One of the biggest surprises of this enlightening and well-written book is that its authors are highly regarded law professors, with extensive experience not only as academics but as practitioners. The surprise is not primarily that it is against their self-interest as established members of the club. Rather it is because the most powerful innovations documented in “Rebooting Justice” appear to have sprung from the creative minds of nonlawyers.

For example, the dispute resolution software developed internally at eBay — and subsequently licensed as a “fairness engine” applied to a wide range of alternative domestic and international settings — was the brainchild of a former Peace Corps volunteer, Colin Rule. More broadly, a startling number of the entrepreneurs who are reshaping the legal landscape for the better have come from outside the profession. For example, Law360, which changed the way legal news is collected and reported, was founded by two graduate students who were neither lawyers nor American.

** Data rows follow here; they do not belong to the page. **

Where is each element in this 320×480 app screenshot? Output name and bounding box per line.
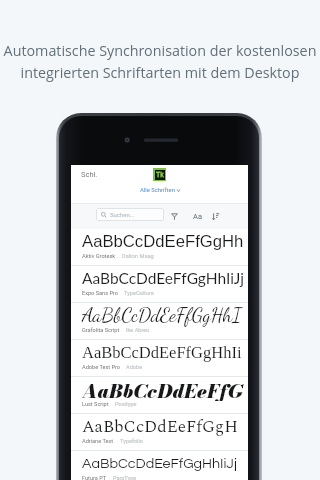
staticText: AaBbCcDdEeFfGgHh [82, 414, 244, 438]
staticText: Positype [115, 401, 137, 408]
staticText: ParaType [113, 475, 137, 480]
staticText: AaBbCcDdEeFfGgHhIiJj [82, 303, 244, 327]
staticText: Schl. [81, 170, 98, 179]
staticText: AaBbCcDdEeFfGgHhI [82, 232, 244, 251]
staticText: Typefolio [120, 438, 143, 445]
button[interactable]: AaBbCcDdEeFfGgHhIiJjK [71, 451, 248, 480]
staticText: AaBbCcDdEeFfGgHhIiJ [82, 343, 244, 361]
button[interactable]: Typekit [153, 168, 166, 181]
staticText: Lust Script [82, 401, 109, 408]
staticText: Suchen... [110, 211, 135, 218]
staticText: Dalton Maag [122, 253, 154, 260]
staticText: Adriane Text [82, 438, 114, 445]
staticText: Aktiv Grotesk [82, 253, 116, 260]
staticText: Alle Schriften [140, 187, 175, 194]
staticText: Adobe Text Pro [82, 364, 120, 371]
staticText: TypeCulture [124, 290, 154, 297]
button[interactable]: AaBbCcDdEeFfGgHhI [71, 229, 248, 266]
button[interactable]: AaBbCcDdEeFfGgHhIiJj [71, 303, 248, 340]
staticText: AaBbCcDdEeFfGgHhIiJjK [82, 456, 244, 471]
button[interactable]: AaBbCcDdEeFfGgHh [71, 414, 248, 451]
staticText: Grafolita Script [82, 327, 120, 334]
staticText: Tk [156, 171, 164, 179]
staticText: Aa [193, 212, 202, 221]
staticText: Expo Sans Pro [82, 290, 118, 297]
button[interactable]: AaBbCcDdEeFfGgHhIiJ [71, 340, 248, 377]
staticText: Automatische Synchronisation der kostenl… [0, 41, 320, 83]
button[interactable]: Filter [168, 210, 181, 223]
button[interactable]: Suchen... [96, 208, 164, 221]
button[interactable]: Aa [190, 210, 204, 223]
staticText: Ike Abreu [126, 327, 150, 334]
button[interactable]: Sortieren [209, 210, 222, 223]
button[interactable]: AaBbCcDdEeFfGg [71, 377, 248, 414]
button[interactable]: Alle Schriften [71, 184, 248, 203]
staticText: AaBbCcDdEeFfGg [82, 377, 244, 401]
staticText: Futura PT [82, 475, 107, 480]
staticText: AaBbCcDdEeFfGgHhIiJjI [82, 269, 244, 288]
staticText: Adobe [126, 364, 143, 371]
button[interactable]: AaBbCcDdEeFfGgHhIiJjI [71, 266, 248, 303]
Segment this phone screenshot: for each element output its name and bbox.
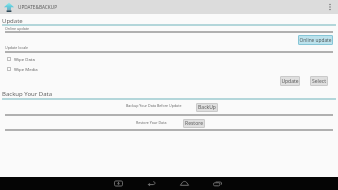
staticText: Wipe Media: [14, 66, 38, 72]
staticText: Backup Your Data Before Update: [126, 103, 182, 108]
button[interactable]: More options: [324, 1, 336, 13]
button[interactable]: Online update: [298, 35, 333, 45]
staticText: Online update: [5, 26, 30, 31]
staticText: Wipe Data: [14, 56, 35, 62]
staticText: Backup Your Data: [2, 90, 53, 98]
staticText: Online update: [299, 37, 332, 44]
staticText: Update locale: [5, 45, 29, 50]
button[interactable]: Update: [280, 76, 300, 86]
staticText: BackUp: [198, 104, 216, 111]
staticText: Update: [2, 17, 23, 25]
staticText: Restore Your Data: [136, 120, 167, 125]
button[interactable]: Restore: [183, 119, 205, 128]
staticText: Update: [281, 78, 299, 85]
button[interactable]: Back: [145, 177, 157, 190]
button[interactable]: Screenshot: [112, 177, 124, 190]
button[interactable]: Recent apps: [211, 177, 223, 190]
button[interactable]: Home: [178, 177, 190, 190]
staticText: UPDATE&BACKUP: [18, 4, 57, 10]
button[interactable]: Wipe Media: [7, 66, 38, 72]
button[interactable]: Select: [310, 76, 328, 86]
button[interactable]: Wipe Data: [7, 56, 35, 62]
staticText: Restore: [185, 120, 203, 127]
button[interactable]: BackUp: [196, 103, 218, 112]
staticText: Select: [312, 78, 326, 85]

Since so many of the innovations that have had the effect of actually improving things have come from nonlawyers, the legal establishment’s continued protection of the status quo — all justified under the spurious guise of “consumer protection” — is all the more indefensible.

Mr. Barton and Mr. Bibas have used their deep knowledge of the culture, history and institutions involved to identify which specific functions can be at least as effectively performed by laymen or technology. They also demonstrate how corresponding adjustments to the roles still played by full-fledged lawyers — most notably, judges — should enable the system to generate more justice with fewer lawyers.

Now if only we could get Mr. Barton and Mr. Bibas to focus on the health care crisis.

Jonathan A. Knee is professor of professional practice at Columbia Business School and a senior adviser at Evercore Partners. His latest book is “Class Clowns: How the Smartest Investors Lost Billions in Education.”